Perhaps the most famous example of this was the way we coped with the ban on our march in Hyde, in the borough of Tameside, Greater Manchester, in October 1977. We had planned a march through the town to the Town Hall, which we had booked for a rally. The hooligan Reds threatened to riot and take the town apart, so the Chief Constable of Greater Manchester, Mr. James Anderton, applied to the Home Secretary to ban our march under the terms of the Public Order Act. A ban was duly promulgated.

The reaction of Martin Webster was to announce that he would walk the route through Hyde by himself with a Union Jack and a placard reading "Defend British Free Speech From Red Terrorism." He challenged Mr. Anderton to arrest him for a breach of the ban. This defiance sparked nationwide public attention, and put the unfortunate Mr. Anderton on the spot. While he was pondering what to do, Mr. Webster announced that an NF members' march would also take place in Greater Manchester but in another borough where the ban did not apply. To add to the publicity interest, the venue of the alternative march was kept a secret.

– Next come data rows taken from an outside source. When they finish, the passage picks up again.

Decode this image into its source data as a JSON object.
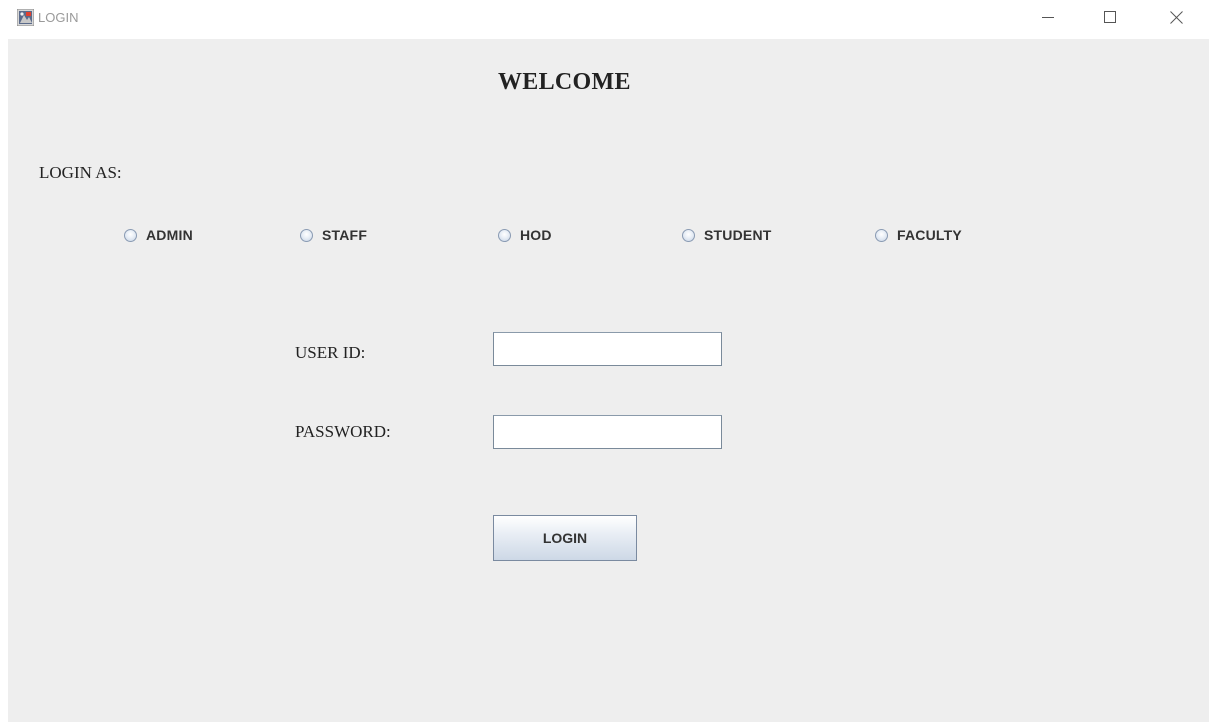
{
  "window": {
    "title": "LOGIN"
  },
  "header": {
    "welcome": "WELCOME"
  },
  "login_as": {
    "label": "LOGIN AS:",
    "options": [
      {
        "label": "ADMIN",
        "checked": false
      },
      {
        "label": "STAFF",
        "checked": false
      },
      {
        "label": "HOD",
        "checked": false
      },
      {
        "label": "STUDENT",
        "checked": false
      },
      {
        "label": "FACULTY",
        "checked": false
      }
    ]
  },
  "form": {
    "user_id_label": "USER ID:",
    "user_id_value": "",
    "password_label": "PASSWORD:",
    "password_value": "",
    "login_button": "LOGIN"
  },
  "icons": {
    "app": "java-app-icon",
    "minimize": "minimize-icon",
    "maximize": "maximize-icon",
    "close": "close-icon"
  },
  "colors": {
    "panel_bg": "#eeeeee",
    "titlebar_bg": "#ffffff",
    "title_text": "#9a9a9a"
  }
}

A one-man march in the borough where a march ban applied, plus a "secret" march elsewhere, produced masses of publicity for the NF. The Socialist Workers Party riot organisers went absolutely cuckoo trying to decide where to go and what to do when they got there.

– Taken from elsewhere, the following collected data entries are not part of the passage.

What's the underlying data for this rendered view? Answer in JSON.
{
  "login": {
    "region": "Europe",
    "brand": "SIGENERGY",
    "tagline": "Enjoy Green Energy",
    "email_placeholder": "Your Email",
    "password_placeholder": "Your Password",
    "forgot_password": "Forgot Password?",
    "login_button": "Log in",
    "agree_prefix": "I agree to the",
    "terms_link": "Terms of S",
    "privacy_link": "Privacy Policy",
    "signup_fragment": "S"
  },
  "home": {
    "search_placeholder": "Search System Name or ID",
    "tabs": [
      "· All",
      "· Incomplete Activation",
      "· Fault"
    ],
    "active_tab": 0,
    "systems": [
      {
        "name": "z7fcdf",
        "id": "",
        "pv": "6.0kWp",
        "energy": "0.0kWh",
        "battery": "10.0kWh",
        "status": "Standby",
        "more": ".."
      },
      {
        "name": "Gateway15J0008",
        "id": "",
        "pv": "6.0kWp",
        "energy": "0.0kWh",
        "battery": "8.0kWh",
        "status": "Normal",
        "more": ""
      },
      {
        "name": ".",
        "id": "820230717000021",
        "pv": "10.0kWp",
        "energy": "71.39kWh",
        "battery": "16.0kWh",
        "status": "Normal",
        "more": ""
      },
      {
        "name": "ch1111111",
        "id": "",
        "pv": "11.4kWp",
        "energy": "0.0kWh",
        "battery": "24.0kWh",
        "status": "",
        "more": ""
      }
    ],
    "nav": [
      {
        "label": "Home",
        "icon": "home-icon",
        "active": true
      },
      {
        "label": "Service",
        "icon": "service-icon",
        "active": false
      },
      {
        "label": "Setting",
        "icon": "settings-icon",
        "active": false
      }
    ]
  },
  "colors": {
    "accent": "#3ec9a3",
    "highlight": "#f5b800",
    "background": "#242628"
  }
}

A ban by the London Police on our march in llford in support of our by-election candidate in February 1978 was equally neatly side-stepped. Mr. Webster was summoned to Scotland Yard to be served with the commissioner's banning order. But he used this occasion to announce to the Police and to the Press crowding outside that while the NF would obey the march ban, it would still bring in members into the constituency on the day in question for a "mass canvass." So the Police did not defuse Ilford - they simply provided us with the opportunity to make it a different type of publicity bomb!

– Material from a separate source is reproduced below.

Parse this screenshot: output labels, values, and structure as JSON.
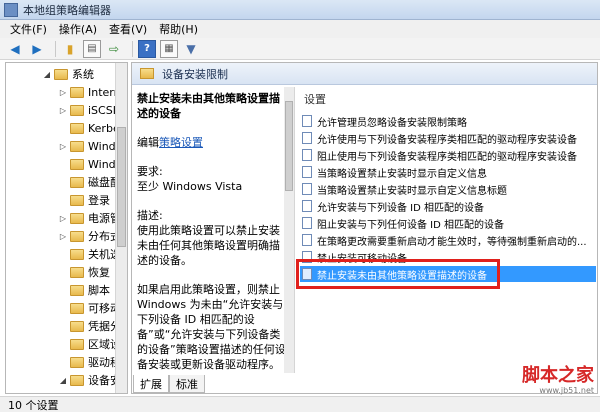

Similar nifty footwork was employed in 1980. At Southwark we managed to con the Left into believing that we were to march on 24th February. Once they had publicly committed themselves to a confrontation on that date, we announced that we had already registered with the Police our intention of marching a week later. In Lewisham a march was used to draw nationwide attention to the way in which Lewisham Council denied meeting hall facilities to the NF. Lewisham Council had formally complained to the BBC that it gave the NF "too much publicity" for having the audacity to march through Lewisham again.

Marches are not the only activities we can and must engage in. But whatever we do by way of activity on a local or a national basis we must always remember that it is the spirit of Activism which built the NF. This is the tradition which is unique to the NF. It is the spark which keeps our flame burning in bad times as well as in good. If this vital spark is ever put out by the forgetful, the ungrateful or the small-minded, then the NF will slide into obscurity and death.